This assumes the server is on a public network (which is usually the
impetus for messing with SSL in the first place).

	There are many Bad Guys who will scan my port 25, looking to see
what version of software I'm using (for the purpose of exploiting known
bugs/buffer overflows), as well as server misconfiguration (i.e., is this
an open relay that we can spam from).

	Every time one of these Bad Guys probes me, then with the StartTLS
option, the server has to accept the connection, wait for the (necessary
by config file) StartTLS command, and then eventually timeout and
disconnect the Bad Guy when no StartTLS comes.  Their initial TCP
connection is successful before we have any chance to verify client certs,
and furthermore, they know what service I'm offering.  Since they can
determine my O.S. from the way my TCP/IP stack behaves, they could narrow
down the list of potential SMTP servers to the most popular ones (with
SMTP, that would be sendmail, postfix, or qmail.  With LDAP, running on
Linux, you have a very high likelihood of it being OpenLDAP.)

	If instead you are running pure SSL on a high port, then for one,
you can set your firewall rules for port 25 to not repond at all -- the
spammers will not even know there's a computer at that I.P. address, let
alone a mail server.  This costs my server absolutely nothing at all, and
the Bad Guys have to wait for their TCP/IP stack to timeout before
deciding that there is no computer there (at least, not on that port).

	If they scan ALL my ports, all they will see is an SSL listener on
the high port.  They will have no idea what service (or what server
software!) is running.

	And when valid users do connect on the high port, it's pure TLS
from the get-go, meaning we can verify their client certificate before any
connection at all is even established to the SMTP/LDAP/IMAP server.

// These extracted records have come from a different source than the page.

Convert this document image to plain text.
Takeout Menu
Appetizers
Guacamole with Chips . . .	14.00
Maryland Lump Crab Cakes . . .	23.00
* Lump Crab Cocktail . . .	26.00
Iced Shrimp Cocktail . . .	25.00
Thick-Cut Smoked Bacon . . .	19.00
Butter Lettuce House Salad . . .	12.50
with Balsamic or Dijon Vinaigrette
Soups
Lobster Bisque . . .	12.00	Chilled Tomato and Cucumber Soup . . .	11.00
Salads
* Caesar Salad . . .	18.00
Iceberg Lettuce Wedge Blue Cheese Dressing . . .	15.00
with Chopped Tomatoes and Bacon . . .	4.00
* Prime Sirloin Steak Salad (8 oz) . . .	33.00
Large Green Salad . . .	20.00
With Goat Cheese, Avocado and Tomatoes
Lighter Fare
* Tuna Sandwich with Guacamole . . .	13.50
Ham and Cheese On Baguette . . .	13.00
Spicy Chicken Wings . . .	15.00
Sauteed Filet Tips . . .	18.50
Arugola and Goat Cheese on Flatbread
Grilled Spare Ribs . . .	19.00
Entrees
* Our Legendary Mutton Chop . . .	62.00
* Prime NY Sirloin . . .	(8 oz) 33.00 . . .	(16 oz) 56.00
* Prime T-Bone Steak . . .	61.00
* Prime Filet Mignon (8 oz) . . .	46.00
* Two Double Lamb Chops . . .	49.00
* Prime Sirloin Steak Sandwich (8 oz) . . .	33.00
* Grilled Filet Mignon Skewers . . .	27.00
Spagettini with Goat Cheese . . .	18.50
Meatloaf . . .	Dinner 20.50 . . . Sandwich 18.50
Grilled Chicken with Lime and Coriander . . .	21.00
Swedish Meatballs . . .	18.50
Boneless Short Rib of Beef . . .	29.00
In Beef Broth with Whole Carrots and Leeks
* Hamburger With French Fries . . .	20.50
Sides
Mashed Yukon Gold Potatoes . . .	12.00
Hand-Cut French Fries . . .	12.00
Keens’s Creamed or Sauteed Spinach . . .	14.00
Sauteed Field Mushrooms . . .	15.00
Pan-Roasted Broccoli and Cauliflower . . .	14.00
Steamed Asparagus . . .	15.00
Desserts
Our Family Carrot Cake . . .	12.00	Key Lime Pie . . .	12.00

	So for those reasons, I think just having SSL on a high port is
preferable.  Your users need to configure the server name in their clients
anyhow, so it is practically no extra work to tell them to set the port to
636 (or whatever).

	I'd be very interested to hear what others have to say about this.
For me, this means I'm using stunnel to wrap OpenLDAP, instead of using
OpenLDAP's native TLS support.  If I choose a port number above 1024,
stunnel doesn't even need to be suid root.